The spiral potential of the Milky Way^⋆,⋆⋆

¹ European Southern Observatory, Karl-Schwarzschild-Str. 2, 85748 Garching, Germany
e-mail: giovanni.carraro@unipd.it
² Dipartimento di Fisica e Astronomia, Universita’ di Padova, Vicolo Osservatorio 3, 35122 Padua, Italy
e-mail: pgrosbol@eso.org

Received: 2 July 2018
Accepted: 20 August 2018

Abstract

Context. The location of young sources in the Galaxy suggests a four-armed spiral structure, whereas tangential points of spiral arms observed in the integrated light at infrared and radio wavelengths indicate that only two arms are massive.

Aims. Variable extinction in the Galactic plane and high light-to-mass ratios of young sources make it difficult to judge the total mass associated with the arms outlined by such tracers. The current objective is to estimate the mass associated with the Sagittarius arm by means of the kinematics of the stars across it.

Methods. Spectra of 1726 candidate B- and A-type stars within 3^◦ of the Galactic center (GC) were obtained with the FLAMES instrument at the VLT with a resolution of ≈6000 in the spectral range of 396–457 nm. Radial velocities were derived by least-squares fits of the spectra to synthetic ones. The final sample was limited to 1507 stars with either Gaia DR2 parallaxes or main-sequence B-type stars having reliable spectroscopic distances.

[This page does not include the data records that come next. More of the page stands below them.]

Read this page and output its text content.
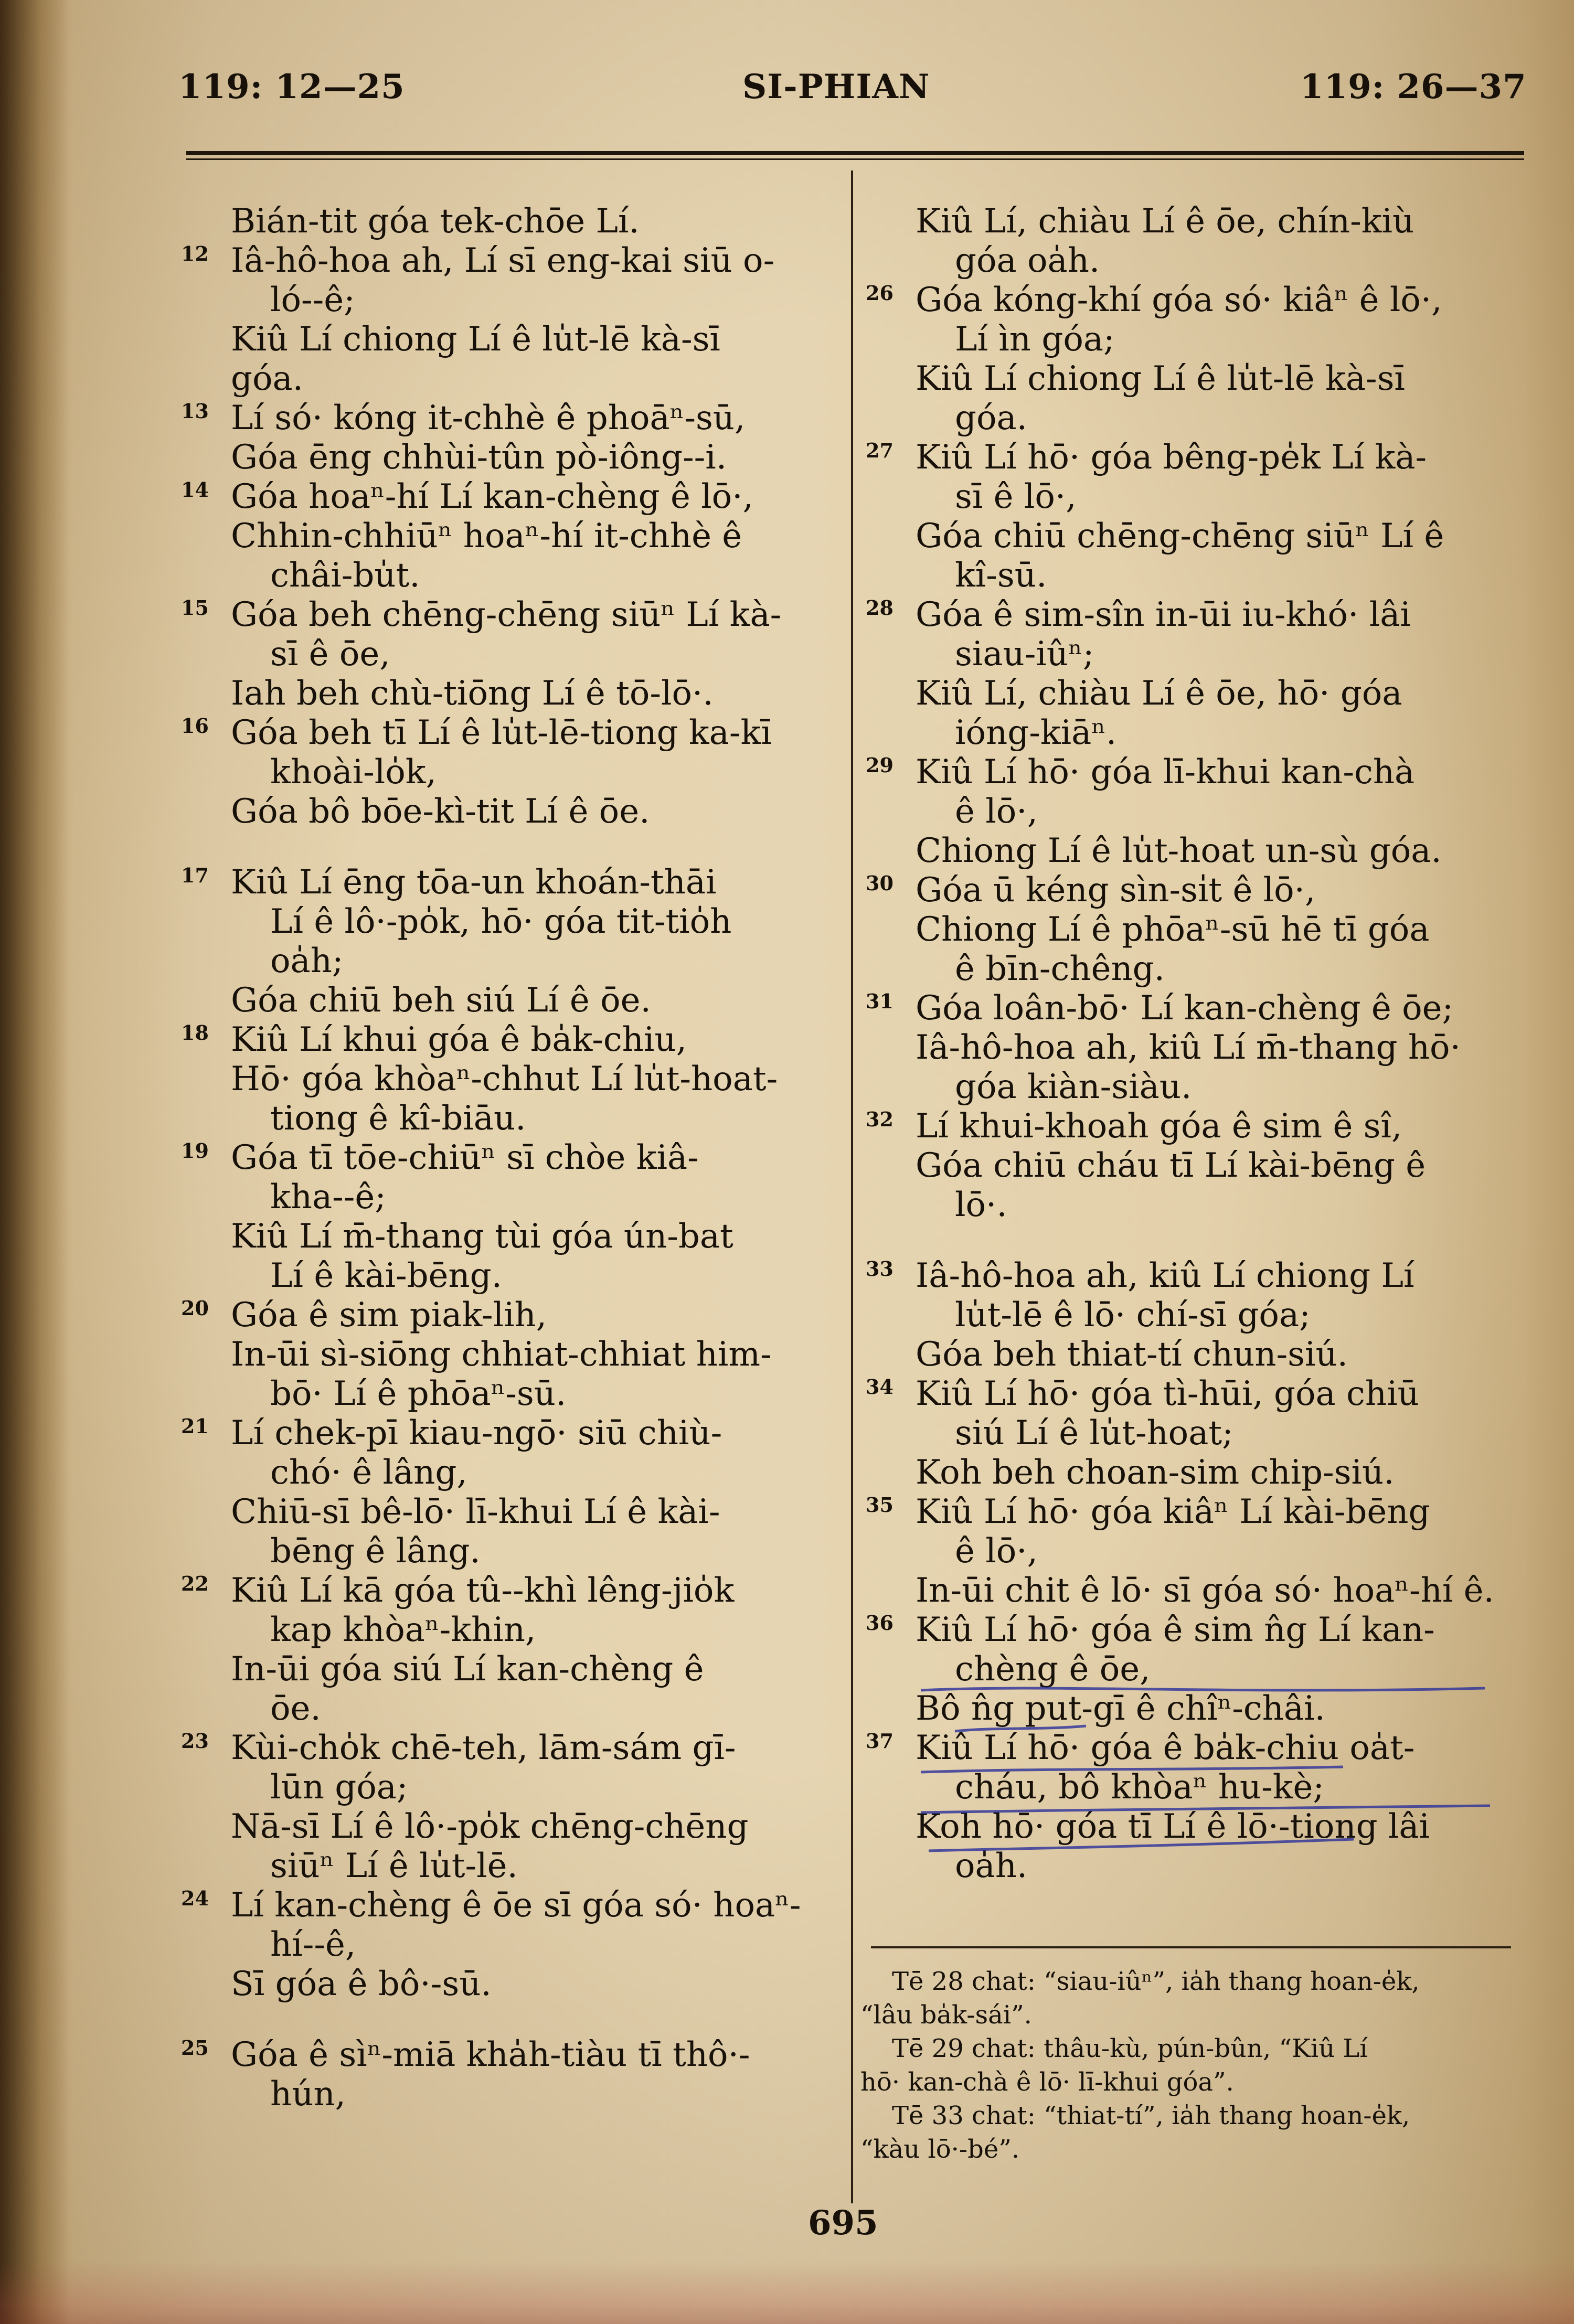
119: 12—25	SI-PHIAN	119: 26—37
Bián-tit góa tek-chōe Lí.
12 Iâ-hô-hoa ah, Lí sī eng-kai siū o-
ló--ê;
Kiû Lí chiong Lí ê lu̍t-lē kà-sī
góa.
13 Lí só· kóng it-chhè ê phoāⁿ-sū,
Góa ēng chhùi-tûn pò-iông--i.
14 Góa hoaⁿ-hí Lí kan-chèng ê lō·,
Chhin-chhiūⁿ hoaⁿ-hí it-chhè ê
châi-bu̍t.
15 Góa beh chēng-chēng siūⁿ Lí kà-
sī ê ōe,
Iah beh chù-tiōng Lí ê tō-lō·.
16 Góa beh tī Lí ê lu̍t-lē-tiong ka-kī
khoài-lo̍k,
Góa bô bōe-kì-tit Lí ê ōe.
17 Kiû Lí ēng tōa-un khoán-thāi
Lí ê lô·-po̍k, hō· góa tit-tio̍h
oa̍h;
Góa chiū beh siú Lí ê ōe.
18 Kiû Lí khui góa ê ba̍k-chiu,
Hō· góa khòaⁿ-chhut Lí lu̍t-hoat-
tiong ê kî-biāu.
19 Góa tī tōe-chiūⁿ sī chòe kiâ-
kha--ê;
Kiû Lí m̄-thang tùi góa ún-bat
Lí ê kài-bēng.
20 Góa ê sim piak-lih,
In-ūi sì-siōng chhiat-chhiat him-
bō· Lí ê phōaⁿ-sū.
21 Lí chek-pī kiau-ngō· siū chiù-
chó· ê lâng,
Chiū-sī bê-lō· lī-khui Lí ê kài-
bēng ê lâng.
22 Kiû Lí kā góa tû--khì lêng-jio̍k
kap khòaⁿ-khin,
In-ūi góa siú Lí kan-chèng ê
ōe.
23 Kùi-cho̍k chē-teh, lām-sám gī-
lūn góa;
Nā-sī Lí ê lô·-po̍k chēng-chēng
siūⁿ Lí ê lu̍t-lē.
24 Lí kan-chèng ê ōe sī góa só· hoaⁿ-
hí--ê,
Sī góa ê bô·-sū.
25 Góa ê sìⁿ-miā kha̍h-tiàu tī thô·-
hún,
Kiû Lí, chiàu Lí ê ōe, chín-kiù
góa oa̍h.
26 Góa kóng-khí góa só· kiâⁿ ê lō·,
Lí ìn góa;
Kiû Lí chiong Lí ê lu̍t-lē kà-sī
góa.
27 Kiû Lí hō· góa bêng-pe̍k Lí kà-
sī ê lō·,
Góa chiū chēng-chēng siūⁿ Lí ê
kî-sū.
28 Góa ê sim-sîn in-ūi iu-khó· lâi
siau-iûⁿ;
Kiû Lí, chiàu Lí ê ōe, hō· góa
ióng-kiāⁿ.
29 Kiû Lí hō· góa lī-khui kan-chà
ê lō·,
Chiong Lí ê lu̍t-hoat un-sù góa.
30 Góa ū kéng sìn-si̍t ê lō·,
Chiong Lí ê phōaⁿ-sū hē tī góa
ê bīn-chêng.
31 Góa loân-bō· Lí kan-chèng ê ōe;
Iâ-hô-hoa ah, kiû Lí m̄-thang hō·
góa kiàn-siàu.
32 Lí khui-khoah góa ê sim ê sî,
Góa chiū cháu tī Lí kài-bēng ê
lō·.
33 Iâ-hô-hoa ah, kiû Lí chiong Lí
lu̍t-lē ê lō· chí-sī góa;
Góa beh thiat-tí chun-siú.
34 Kiû Lí hō· góa tì-hūi, góa chiū
siú Lí ê lu̍t-hoat;
Koh beh choan-sim chip-siú.
35 Kiû Lí hō· góa kiâⁿ Lí kài-bēng
ê lō·,
In-ūi chit ê lō· sī góa só· hoaⁿ-hí ê.
36 Kiû Lí hō· góa ê sim n̂g Lí kan-
chèng ê ōe,
Bô n̂g put-gī ê chîⁿ-châi.
37 Kiû Lí hō· góa ê ba̍k-chiu oa̍t-
cháu, bô khòaⁿ hu-kè;
Koh hō· góa tī Lí ê lō·-tiong lâi
oa̍h.
Tē 28 chat: “siau-iûⁿ”, ia̍h thang hoan-e̍k,
“lâu ba̍k-sái”.
Tē 29 chat: thâu-kù, pún-bûn, “Kiû Lí
hō· kan-chà ê lō· lī-khui góa”.
Tē 33 chat: “thiat-tí”, ia̍h thang hoan-e̍k,
“kàu lō·-bé”.
695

Results. The solar peculiar motion in the direction of the GC relative to the local standard of rest (LSR) was estimated to U_⊙ = 10.7 ± 1.3kms⁻¹. The variation in the median radial velocity relative to the LSR as a function of distance from the sun shows a gradual increase from slightly negative values near the sun to almost 5 km s⁻¹ at a distance of around 4 kpc. A sinusoidal function with an amplitude of 3.4 ± 1.3kms⁻¹ and a maximum at 4.0 ± 0.6 kpc inside the sun is the best fit to the data. A positive median radial velocity relative to the LSR around 1.8 kpc, the expected distance to the Sagittarius arm, can be excluded at a 99% level of confidence. A marginal peak detected at this distance may be associated with stellar streams in the star-forming regions, but it is too narrow to be associated with a major arm feature.

Conclusions. A comparison with test-particle simulations in a fixed galactic potential with an imposed spiral pattern shows the best agreement with a two-armed spiral potential having the Scutum–Crux arm as the next major inner arm. A relative radial forcing dF_r ≈ 1.5% and a pattern speed in the range of 20–30 km s⁻¹ kpc⁻¹ yield the best fit. The lack of a positive velocity perturbation in the region around the Sagittarius arm excludes it from being a major arm. Thus, the main spiral potential of the Galaxy is two-armed, while the Sagittarius arm is an inter-arm feature with only a small mass perturbation associated with it.